Saturday, January 27, 2007

Track changed URLs via subversion

Problem:

Online resources don't provide a standardized way of tracking changes, much less one well integrated with feed readers and other technology suited for news coverage.

Solution:

Setup an agent that polls tracked URLs for changes, committing any changes to a subversion repository. Provide feeds, linking to diffs and noting their sizes.

Elevator pitch:

Ever tried to track changes to some online API, TOS or similar, by hand? Of course not; it's way too messy and too much laboursome work. And there are just too many of them, anyway; staying on top of each is impossible. It's not a task for humans.

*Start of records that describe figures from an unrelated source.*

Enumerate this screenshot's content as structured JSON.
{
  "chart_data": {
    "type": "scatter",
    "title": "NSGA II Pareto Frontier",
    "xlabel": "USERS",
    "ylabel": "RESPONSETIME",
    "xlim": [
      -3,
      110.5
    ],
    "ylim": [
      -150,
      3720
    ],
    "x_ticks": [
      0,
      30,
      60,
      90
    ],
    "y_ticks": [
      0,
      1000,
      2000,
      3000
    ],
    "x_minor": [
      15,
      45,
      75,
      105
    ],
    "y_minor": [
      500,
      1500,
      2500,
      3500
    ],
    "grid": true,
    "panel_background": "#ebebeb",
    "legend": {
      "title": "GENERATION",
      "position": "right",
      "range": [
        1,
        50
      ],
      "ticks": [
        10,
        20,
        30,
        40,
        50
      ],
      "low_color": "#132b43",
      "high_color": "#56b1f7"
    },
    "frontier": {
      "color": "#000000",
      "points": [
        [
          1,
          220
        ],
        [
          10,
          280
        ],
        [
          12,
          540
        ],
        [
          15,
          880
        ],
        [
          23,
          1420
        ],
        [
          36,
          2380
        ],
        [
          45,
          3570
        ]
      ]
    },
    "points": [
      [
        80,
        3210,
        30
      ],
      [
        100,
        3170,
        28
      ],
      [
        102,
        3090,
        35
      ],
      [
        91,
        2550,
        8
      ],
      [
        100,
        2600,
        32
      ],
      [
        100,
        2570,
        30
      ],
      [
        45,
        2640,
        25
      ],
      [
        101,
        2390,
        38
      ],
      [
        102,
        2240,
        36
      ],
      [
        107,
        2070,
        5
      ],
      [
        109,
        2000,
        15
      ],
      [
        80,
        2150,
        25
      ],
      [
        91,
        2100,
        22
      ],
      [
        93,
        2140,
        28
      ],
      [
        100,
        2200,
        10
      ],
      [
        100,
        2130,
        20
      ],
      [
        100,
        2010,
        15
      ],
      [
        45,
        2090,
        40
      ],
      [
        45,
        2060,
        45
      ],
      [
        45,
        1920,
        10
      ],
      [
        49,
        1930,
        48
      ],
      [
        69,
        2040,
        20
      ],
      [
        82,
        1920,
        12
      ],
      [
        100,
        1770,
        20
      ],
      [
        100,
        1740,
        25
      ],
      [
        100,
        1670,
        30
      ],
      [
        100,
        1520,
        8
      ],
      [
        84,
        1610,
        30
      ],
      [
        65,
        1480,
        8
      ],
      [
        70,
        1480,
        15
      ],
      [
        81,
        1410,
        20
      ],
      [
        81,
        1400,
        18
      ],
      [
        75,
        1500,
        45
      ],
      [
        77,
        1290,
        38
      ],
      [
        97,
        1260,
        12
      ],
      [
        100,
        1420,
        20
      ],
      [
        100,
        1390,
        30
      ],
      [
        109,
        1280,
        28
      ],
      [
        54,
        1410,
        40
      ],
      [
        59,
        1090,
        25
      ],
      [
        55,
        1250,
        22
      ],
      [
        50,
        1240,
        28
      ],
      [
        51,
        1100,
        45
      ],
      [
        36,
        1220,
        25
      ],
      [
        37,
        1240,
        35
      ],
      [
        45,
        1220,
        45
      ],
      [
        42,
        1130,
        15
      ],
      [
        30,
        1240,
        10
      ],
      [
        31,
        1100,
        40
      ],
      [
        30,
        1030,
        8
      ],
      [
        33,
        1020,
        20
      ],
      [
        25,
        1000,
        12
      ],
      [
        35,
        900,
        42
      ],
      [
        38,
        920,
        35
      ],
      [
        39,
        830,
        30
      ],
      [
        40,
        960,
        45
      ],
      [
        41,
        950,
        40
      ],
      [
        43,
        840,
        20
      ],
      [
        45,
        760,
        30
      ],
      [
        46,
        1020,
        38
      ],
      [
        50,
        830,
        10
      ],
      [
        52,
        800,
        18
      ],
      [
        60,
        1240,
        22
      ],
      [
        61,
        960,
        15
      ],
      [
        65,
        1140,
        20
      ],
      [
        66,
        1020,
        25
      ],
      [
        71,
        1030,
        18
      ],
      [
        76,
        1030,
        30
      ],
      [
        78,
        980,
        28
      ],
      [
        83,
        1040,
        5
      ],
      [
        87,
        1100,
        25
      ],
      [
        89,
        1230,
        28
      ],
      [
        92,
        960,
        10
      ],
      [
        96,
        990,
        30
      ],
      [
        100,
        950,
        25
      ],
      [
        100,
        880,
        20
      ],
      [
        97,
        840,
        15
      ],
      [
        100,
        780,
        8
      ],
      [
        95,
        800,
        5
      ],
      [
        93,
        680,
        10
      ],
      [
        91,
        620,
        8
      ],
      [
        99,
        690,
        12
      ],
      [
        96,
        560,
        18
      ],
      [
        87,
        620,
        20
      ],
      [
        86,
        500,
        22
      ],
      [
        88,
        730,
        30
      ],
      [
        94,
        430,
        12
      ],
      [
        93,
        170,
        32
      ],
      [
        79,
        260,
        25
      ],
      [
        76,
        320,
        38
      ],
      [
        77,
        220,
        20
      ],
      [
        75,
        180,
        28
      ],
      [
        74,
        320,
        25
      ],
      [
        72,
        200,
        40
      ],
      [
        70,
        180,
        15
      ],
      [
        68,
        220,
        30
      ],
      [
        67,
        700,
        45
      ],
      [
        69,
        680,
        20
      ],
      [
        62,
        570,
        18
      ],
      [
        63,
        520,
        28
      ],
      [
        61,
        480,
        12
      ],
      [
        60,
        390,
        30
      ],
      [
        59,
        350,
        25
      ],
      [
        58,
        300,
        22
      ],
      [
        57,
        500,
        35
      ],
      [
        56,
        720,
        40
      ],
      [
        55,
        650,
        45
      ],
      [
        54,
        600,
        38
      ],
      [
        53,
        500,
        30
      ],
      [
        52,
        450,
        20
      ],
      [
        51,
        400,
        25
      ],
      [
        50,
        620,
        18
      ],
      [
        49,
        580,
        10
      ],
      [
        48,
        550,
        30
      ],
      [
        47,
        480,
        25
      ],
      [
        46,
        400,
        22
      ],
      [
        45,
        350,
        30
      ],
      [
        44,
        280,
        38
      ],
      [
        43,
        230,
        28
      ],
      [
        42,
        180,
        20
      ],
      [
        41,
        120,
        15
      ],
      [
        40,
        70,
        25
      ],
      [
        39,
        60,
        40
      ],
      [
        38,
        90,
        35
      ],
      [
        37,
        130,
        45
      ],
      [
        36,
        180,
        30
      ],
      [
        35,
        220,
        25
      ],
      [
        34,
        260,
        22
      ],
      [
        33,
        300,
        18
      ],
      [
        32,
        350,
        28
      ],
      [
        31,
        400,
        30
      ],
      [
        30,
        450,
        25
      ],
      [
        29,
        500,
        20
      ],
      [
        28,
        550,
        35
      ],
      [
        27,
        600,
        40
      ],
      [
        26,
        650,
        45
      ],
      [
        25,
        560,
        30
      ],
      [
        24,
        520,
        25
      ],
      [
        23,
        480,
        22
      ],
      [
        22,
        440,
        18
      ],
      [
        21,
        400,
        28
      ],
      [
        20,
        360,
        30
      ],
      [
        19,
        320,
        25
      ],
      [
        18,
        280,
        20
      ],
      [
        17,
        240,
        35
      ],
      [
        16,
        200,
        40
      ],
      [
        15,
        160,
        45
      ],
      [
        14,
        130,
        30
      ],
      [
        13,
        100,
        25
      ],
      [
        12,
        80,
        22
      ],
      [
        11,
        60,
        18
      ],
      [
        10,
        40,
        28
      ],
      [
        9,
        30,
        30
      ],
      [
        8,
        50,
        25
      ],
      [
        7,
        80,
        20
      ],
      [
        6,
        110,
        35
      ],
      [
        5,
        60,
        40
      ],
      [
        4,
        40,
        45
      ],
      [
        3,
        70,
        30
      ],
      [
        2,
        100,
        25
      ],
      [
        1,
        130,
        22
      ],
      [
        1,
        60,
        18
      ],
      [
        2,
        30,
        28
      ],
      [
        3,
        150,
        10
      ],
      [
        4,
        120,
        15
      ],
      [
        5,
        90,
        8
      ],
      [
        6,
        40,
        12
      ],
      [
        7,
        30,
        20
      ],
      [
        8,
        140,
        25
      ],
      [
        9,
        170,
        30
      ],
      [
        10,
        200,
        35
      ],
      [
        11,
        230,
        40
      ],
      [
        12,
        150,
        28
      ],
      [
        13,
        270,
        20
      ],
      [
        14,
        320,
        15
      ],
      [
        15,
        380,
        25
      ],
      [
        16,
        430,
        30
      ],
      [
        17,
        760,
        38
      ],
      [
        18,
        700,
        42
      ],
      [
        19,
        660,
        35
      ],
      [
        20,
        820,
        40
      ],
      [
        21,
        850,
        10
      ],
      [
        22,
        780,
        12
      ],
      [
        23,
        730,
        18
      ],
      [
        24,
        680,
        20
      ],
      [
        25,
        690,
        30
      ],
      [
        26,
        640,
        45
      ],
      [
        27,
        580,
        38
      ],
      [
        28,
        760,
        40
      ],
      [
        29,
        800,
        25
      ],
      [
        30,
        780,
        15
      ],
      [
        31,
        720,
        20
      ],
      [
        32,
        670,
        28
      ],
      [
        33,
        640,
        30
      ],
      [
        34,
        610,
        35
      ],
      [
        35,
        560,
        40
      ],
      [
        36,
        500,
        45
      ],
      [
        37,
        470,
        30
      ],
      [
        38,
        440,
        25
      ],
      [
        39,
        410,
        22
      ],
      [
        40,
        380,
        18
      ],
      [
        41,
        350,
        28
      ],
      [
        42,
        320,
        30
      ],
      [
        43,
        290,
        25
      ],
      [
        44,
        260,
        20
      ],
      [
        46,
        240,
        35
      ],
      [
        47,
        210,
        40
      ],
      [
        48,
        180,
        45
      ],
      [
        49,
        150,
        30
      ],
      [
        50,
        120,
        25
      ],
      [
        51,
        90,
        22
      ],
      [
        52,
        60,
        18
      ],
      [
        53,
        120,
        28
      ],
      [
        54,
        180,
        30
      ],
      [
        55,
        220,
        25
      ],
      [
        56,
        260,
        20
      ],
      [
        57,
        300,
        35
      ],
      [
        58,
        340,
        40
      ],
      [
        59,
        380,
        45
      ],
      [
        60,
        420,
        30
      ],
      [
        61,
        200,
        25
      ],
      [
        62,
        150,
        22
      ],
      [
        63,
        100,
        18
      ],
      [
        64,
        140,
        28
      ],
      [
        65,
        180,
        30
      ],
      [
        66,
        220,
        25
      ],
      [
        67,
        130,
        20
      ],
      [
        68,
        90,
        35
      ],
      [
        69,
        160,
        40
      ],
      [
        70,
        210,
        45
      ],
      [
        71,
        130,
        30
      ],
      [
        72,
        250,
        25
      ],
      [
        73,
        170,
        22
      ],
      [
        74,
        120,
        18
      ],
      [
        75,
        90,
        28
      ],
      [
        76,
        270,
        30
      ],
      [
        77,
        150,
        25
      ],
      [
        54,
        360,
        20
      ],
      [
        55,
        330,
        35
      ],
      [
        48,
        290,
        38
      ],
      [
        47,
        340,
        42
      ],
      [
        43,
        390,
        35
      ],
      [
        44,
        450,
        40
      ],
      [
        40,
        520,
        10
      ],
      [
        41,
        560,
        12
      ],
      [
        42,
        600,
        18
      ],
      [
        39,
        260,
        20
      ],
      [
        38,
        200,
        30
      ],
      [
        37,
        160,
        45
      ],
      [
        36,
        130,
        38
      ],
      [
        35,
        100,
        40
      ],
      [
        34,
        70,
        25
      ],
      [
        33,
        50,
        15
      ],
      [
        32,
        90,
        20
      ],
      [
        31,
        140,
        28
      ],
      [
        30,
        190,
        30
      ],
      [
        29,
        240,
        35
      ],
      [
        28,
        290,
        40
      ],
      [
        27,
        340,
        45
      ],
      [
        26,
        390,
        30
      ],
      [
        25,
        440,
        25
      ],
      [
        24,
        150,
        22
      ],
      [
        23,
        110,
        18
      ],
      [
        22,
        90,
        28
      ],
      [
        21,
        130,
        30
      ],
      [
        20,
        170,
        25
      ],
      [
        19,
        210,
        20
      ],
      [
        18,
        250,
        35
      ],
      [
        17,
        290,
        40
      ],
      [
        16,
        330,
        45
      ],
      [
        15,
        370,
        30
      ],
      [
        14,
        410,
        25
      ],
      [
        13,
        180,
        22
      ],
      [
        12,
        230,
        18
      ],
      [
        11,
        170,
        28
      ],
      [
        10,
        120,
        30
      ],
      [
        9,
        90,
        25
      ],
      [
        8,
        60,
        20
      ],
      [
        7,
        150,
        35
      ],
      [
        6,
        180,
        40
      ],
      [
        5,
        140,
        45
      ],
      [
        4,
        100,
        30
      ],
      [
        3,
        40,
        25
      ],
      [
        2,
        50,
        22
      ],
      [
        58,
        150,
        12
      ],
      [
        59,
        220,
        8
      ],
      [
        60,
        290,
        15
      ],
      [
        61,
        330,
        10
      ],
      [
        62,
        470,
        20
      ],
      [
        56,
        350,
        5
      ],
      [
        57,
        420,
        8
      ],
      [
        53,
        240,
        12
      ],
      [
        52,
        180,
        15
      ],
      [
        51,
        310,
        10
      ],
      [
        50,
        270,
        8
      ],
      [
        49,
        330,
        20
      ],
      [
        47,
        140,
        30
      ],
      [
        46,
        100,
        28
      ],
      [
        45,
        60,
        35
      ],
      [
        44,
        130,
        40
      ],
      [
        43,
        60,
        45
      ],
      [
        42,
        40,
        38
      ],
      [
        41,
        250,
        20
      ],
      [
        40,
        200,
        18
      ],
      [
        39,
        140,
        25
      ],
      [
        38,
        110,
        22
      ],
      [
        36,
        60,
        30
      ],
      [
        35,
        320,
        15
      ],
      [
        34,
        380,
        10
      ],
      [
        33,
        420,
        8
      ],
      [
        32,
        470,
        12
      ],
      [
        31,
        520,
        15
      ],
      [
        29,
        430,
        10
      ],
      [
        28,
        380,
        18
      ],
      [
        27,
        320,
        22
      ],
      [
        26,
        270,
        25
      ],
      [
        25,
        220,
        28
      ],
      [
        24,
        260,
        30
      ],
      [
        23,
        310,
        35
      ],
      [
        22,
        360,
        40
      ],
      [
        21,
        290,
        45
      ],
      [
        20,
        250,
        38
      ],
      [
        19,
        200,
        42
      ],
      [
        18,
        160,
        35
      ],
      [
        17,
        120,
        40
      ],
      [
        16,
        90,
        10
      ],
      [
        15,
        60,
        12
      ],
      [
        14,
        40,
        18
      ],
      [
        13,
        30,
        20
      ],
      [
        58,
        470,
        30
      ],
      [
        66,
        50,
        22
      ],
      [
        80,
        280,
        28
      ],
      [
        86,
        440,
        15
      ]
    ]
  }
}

Ever thought of how neat it would be if you could just point some automated agent at your URL of choice, whenever you find the need, and have it magically track that URL, commiting new changes, once they appear, to a subversion repository?

Get a changes timeline you can tune in to instead, to peruse the diffs at your leisure? Well, that is the basic idea of this service. Coupled with feeds for your feed reader, of course, so you can forget about them all, while nothing happens, and be alerted, the times when there is some action.

Without having to opt in on lots of blogs and the like, who may or may not announce the news, and who will most certainly not announce these news in any standard format easy to discover and digest. See, that's what you need Swwwoon for.

Method:

Per host, or perhaps otherwise intelligently grouped cluster of URLs, iterate:

New URL:

  1. Fetch URL and Content-type header

  2. Store as ${repository}/${URL hostname}/${URL path}

  3. svn propset svn:mime-type ${Content-type} ${path}

Old URL:

  1. Fetch URL and Content-type header

  2. Update file contents and mime-type in working copy.

  3. svn diff ${path} | format_commit_message

svn ci -m ${commit message} ${paths}

Requirements:

  • Interface to add an URL to track (web page, bookmarklet)

  • Change tracker agent run at regular intervals

  • Feeds generator; per user, per repository (optional), aggregate all

  • A database of:
    • urls

    • users

    • what users track which urls

    • optional: urls & credentials to remote repositories

Interface:

Add URL:

http://swwwoon/add?url=[URL encoded URL]

Feeds:

  • http://swwwoon/feeds/user/${user public id}
    - all the user's tracked URLs

  • http://swwwoon/feeds/url/${repository path}
    - changes to a single URL

  • http://swwwoon/feeds/subtree/${partial repository path}
    - changes to all URLs in the subtree rooted at the given prefix

  • http://swwwoon/feeds/domin/google.com
    - anything covered at *.google.com

  • Perhaps combinations of the above

Notes:

  • Multiple users tracking the same resource don't waste resources in proportion to their numbers. This is a very good property.

  • Some normalization scheme may prove necessary to cover URL queries too, if present. Or, alternatively, plain disallowing them.

  • Making use of HTTP/1.1 If-Modified-Since, when possible, might prove a worthwhile optimization. It also is likely that won't catch changes of Content-type due to bugs in web servers or their configuration, so it is likely worth verifying with a HEAD request, even when given a 304 Not Modified.

  • Good commit messages aren't in ready supply, but listing content type (for new files, and from/to, when changed), file lengths (in lines, too, for text/* and some xml formats) and, for text variants, diff sizes (+20/-3 lines), are good for a start. Machine readable format, so the feed generator can present a set of nicely annotated links to online diff browsers (via Code Librarian or Trac, for instance), is good.

  • Passing a private user id cookie to associate the URL with your account.

  • Good user id:s are chunks of opaque random ASCII. For instance, a cryptographic hash of a private key and an auto_increment user number. Forcing login/passwords on users is annoying; invent good private keys instead.

  • A public id can be shared with others without issues. Given the open nature suggested here, allowing anyone to see anyone else's tracked URLs, plain integers would work.